Re: Finished Video Processing

2003-10-15 Thread Steven Noels
Stefano Mazzocchi wrote:

All videos has been grabbed, cut, subtitled, exported, encoded and 
uploaded.
Thanks a ton, Stefano. Sylvain, could you please get into minotaur and 
chmod g+w the presentation files you touched? Thanks!


--
Steven Noelshttp://outerthought.org/
Outerthought - Open Source Java & XMLAn Orixo Member
Read my weblog athttp://blogs.cocoondev.org/stevenn/
stevenn at outerthought.orgstevenn at apache.org


Finished Video Processing

2003-10-15 Thread Stefano Mazzocchi
All videos has been grabbed, cut, subtitled, exported, encoded and 
uploaded.

Go to http://www.apache.org/mirrors/, select your favorite one and then 
go to

/cocoon/events/gt2003/videos/

if it's not there, wait for a few hours.

PLEASE, do not use the main www.apache.org web site!!
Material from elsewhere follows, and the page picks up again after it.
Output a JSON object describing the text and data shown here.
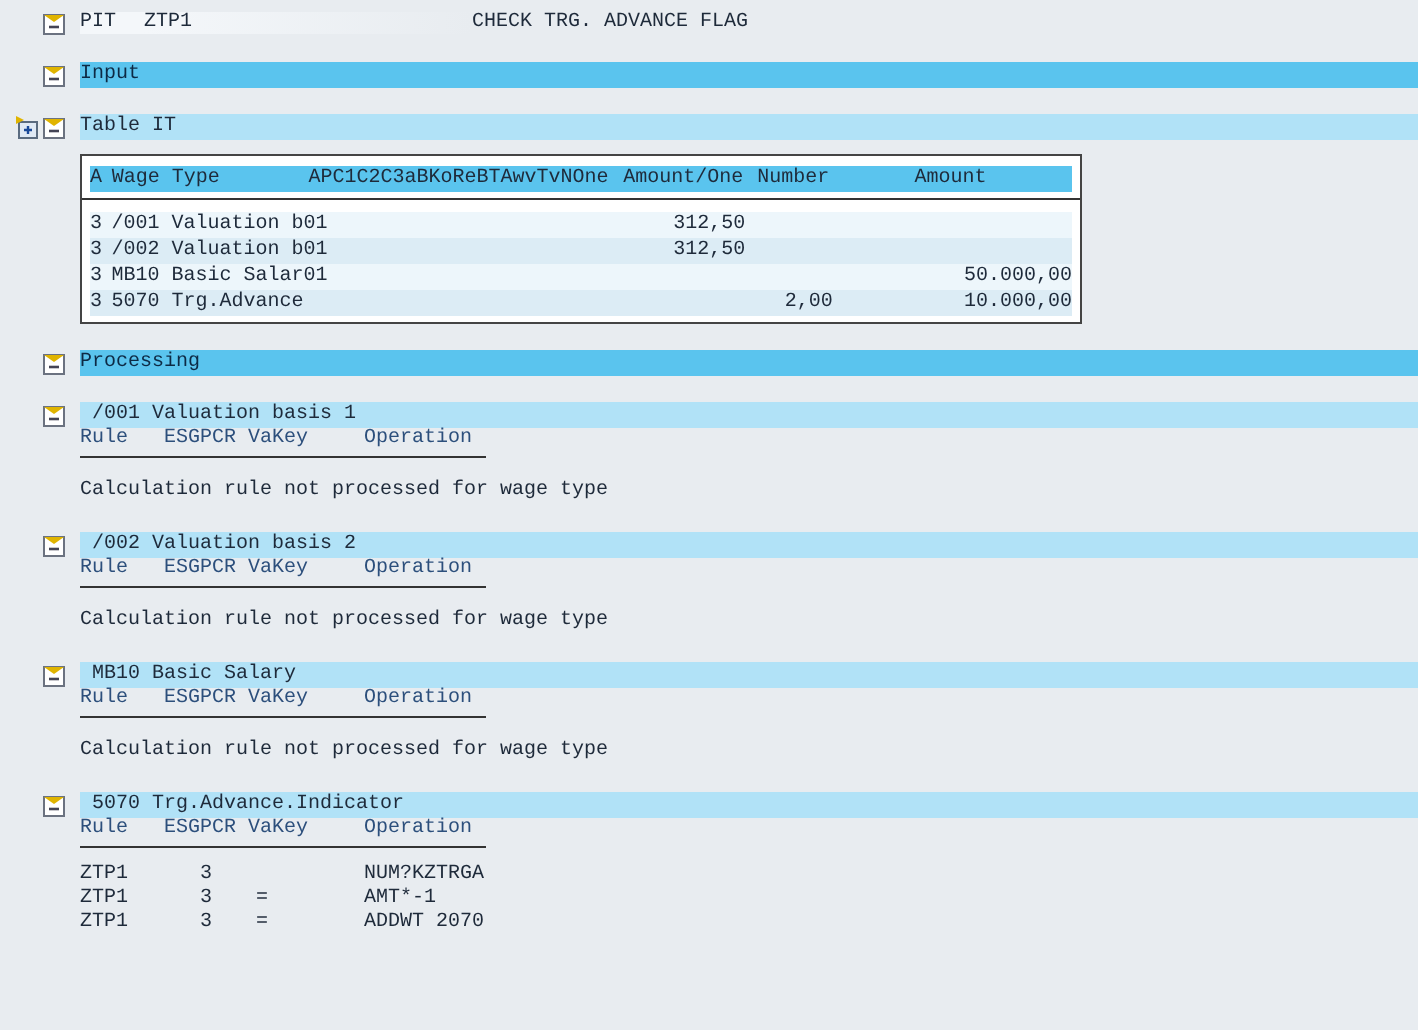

The video is AVI with a video stream encoded using Mpeg4 (DivX) and an 
audio stream encoded using Mpeg 2 Layer 3 (Mp3). The stream bitrate is 
around 164Kbps, so you could watch it realtime even with moderate 
bandwidth.

  - o -

Some info on the processing.

Hardware used:

 - Sony DCR-TVR30E (shooting, storing)
 - TiBook 1Ghz 512Mb 60Gb (processing)
Software used:

 - MacosX 1.2.8 (Jaguar)
 - Apple iMovie (cutting, processing, subtitling, exporting)
 - divx5.1/mencoder/ffmpeg (encoding)
- my talk was encoded in divx5.1 beta
- the rest with mencoder
- matthew/gianugo/david's talk and the panel was encoded with ffmpeg
Note: some were encoded with 320/200 size while some 320/256, I 
apologize for this but I didn't know PAL doesn't have 4:3 aspect ratio 
:-/ [you learn something new every day]

The reason for the various encoders used is that both divx5 and 
mencoder are buggy.

divx5 is currently alpha state on mac, unusable, crashes and when it 
doesn't crash it creates horrible visual artifacts (like diagonal green 
lines on the video stream!!!) I found this out encoding Sylvain's talk 
and there was no way to get back, so I needed an alternative.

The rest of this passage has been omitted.